青い空、澄み切った空気、向こうの山まで見渡せる…遊ぶ子どもたち…。あの夢と同じじゃねぇか。みんな迫ってくるそれから、逃げ出している。だんだんパニックになっていく。何が起こっている。夢が、現実に。そんなバカな。なんだこれ。なんだこれ。
黒いモヤモヤは俺にしか見えないはずなのに、みんなに見え始めているのか、どうなってる。

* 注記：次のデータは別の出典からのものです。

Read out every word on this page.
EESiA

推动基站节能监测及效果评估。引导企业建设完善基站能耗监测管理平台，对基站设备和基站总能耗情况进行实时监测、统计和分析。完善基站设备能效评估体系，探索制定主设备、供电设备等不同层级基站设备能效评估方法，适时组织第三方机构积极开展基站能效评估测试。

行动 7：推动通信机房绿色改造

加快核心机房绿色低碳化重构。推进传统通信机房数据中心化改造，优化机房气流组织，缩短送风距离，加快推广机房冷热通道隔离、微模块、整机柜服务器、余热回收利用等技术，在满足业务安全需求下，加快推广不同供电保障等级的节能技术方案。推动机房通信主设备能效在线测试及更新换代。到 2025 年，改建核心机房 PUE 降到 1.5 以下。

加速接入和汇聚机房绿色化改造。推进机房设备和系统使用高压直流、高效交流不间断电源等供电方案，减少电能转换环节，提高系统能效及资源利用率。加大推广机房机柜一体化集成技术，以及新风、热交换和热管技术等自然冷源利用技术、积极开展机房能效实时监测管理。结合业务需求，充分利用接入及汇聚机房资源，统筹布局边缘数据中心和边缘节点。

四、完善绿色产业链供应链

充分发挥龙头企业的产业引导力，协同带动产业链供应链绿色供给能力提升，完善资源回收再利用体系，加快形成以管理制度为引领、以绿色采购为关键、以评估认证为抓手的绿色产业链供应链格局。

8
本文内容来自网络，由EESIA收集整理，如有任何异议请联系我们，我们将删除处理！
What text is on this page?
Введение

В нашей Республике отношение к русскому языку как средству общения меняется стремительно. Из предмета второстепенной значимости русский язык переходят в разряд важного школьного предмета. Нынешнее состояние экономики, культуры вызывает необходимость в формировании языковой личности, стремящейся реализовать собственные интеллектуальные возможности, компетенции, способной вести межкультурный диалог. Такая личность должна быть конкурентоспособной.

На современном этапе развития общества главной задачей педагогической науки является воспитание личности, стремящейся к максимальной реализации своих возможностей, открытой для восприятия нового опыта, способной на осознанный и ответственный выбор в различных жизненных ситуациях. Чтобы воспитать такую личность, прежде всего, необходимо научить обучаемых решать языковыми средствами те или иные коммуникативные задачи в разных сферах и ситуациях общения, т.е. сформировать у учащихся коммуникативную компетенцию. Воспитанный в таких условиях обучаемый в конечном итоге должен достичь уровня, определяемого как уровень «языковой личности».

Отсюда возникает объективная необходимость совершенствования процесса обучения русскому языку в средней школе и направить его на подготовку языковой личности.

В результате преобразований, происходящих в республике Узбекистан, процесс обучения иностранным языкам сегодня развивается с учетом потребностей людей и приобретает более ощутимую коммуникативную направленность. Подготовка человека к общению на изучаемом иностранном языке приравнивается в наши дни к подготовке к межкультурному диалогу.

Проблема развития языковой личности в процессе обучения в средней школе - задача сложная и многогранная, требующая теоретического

人が逃げて来るのがわかる、みんなパニックだ、騒ぎに騒いでいる。俺は、その場に立ち尽くし動けなくなっている。どうすりゃ、良い、どうすりゃ、どうすりゃ、。その時、
不意に頭に誰かの言葉が響いた。
''ミラーボウルじゃ''
そうか、ミラーボウルだ!さっき、市民スペースにあったぞ、行くしかない。そして、俺は必死に走り出した。どんどん迫って来るそれに負けぬように。今はできることをやるしかない。そして、なんとか、ミラーボウルまで辿り着いた。吊るしてあったので、ジャンプしてなんとか引き抜いた。それから、丘の上までのぼろうとした瞬間、そこに、
あいつが立っていた。
「どうして、ここにいるんだ?逃げろよ。」
「どうしてって、風が気持ち良いから。」
「ふざけんな!逃げろ!巻き込まれるぞ!」
「大丈夫よ、死なないわ。」
なんか、別人みたいだ。
危ねぇ!次の瞬間、
黒いモヤモヤが俺たちを飲み込んだ。
ゴオオオオオオオオオオオ!!!
前が見えない、すごい音だ。と思った矢先、
いきなり、無音になった。
あんなノイズが一瞬で…ナンダ、コレハ、
カエデ、ハ?
そして、俺に何か聞こえて来る。
''だからお前はダメなんだ''
''何度言われれば気がすむんだ''
''今日も残業か''
''お前、下手くそだな''
''めんどくせえ''
''生きてるのだる''
''ツライ''
''辛い''
''苦しい''
''もう、だめだ''
あらゆる声が飛び交っている。それも全て、
ネガティヴな、哀しい声ばかりだ。
ああ、そうか、俺が見ていたモヤモヤは全て…。
そして、溜まりに溜まったモヤモヤは、
形となり世界に降り注ぐんだな。
ああ、体の感覚がおかしくなってゆく。
このままだと…死ぬな…オワリカ…。
…ピカアッ…。…ン?…ヒカリ…。
はっ!光だ!
光の正体を突き止めるまでは、終わらせてたまるかよ!
進め、進め、進め、もう少し、もう少し、力全てを使って、光の中に飛び込んだ。
ピカアッッッッッッ…まぶしい…。何かある…
いや、誰かいる。目がだんだん慣れてきた。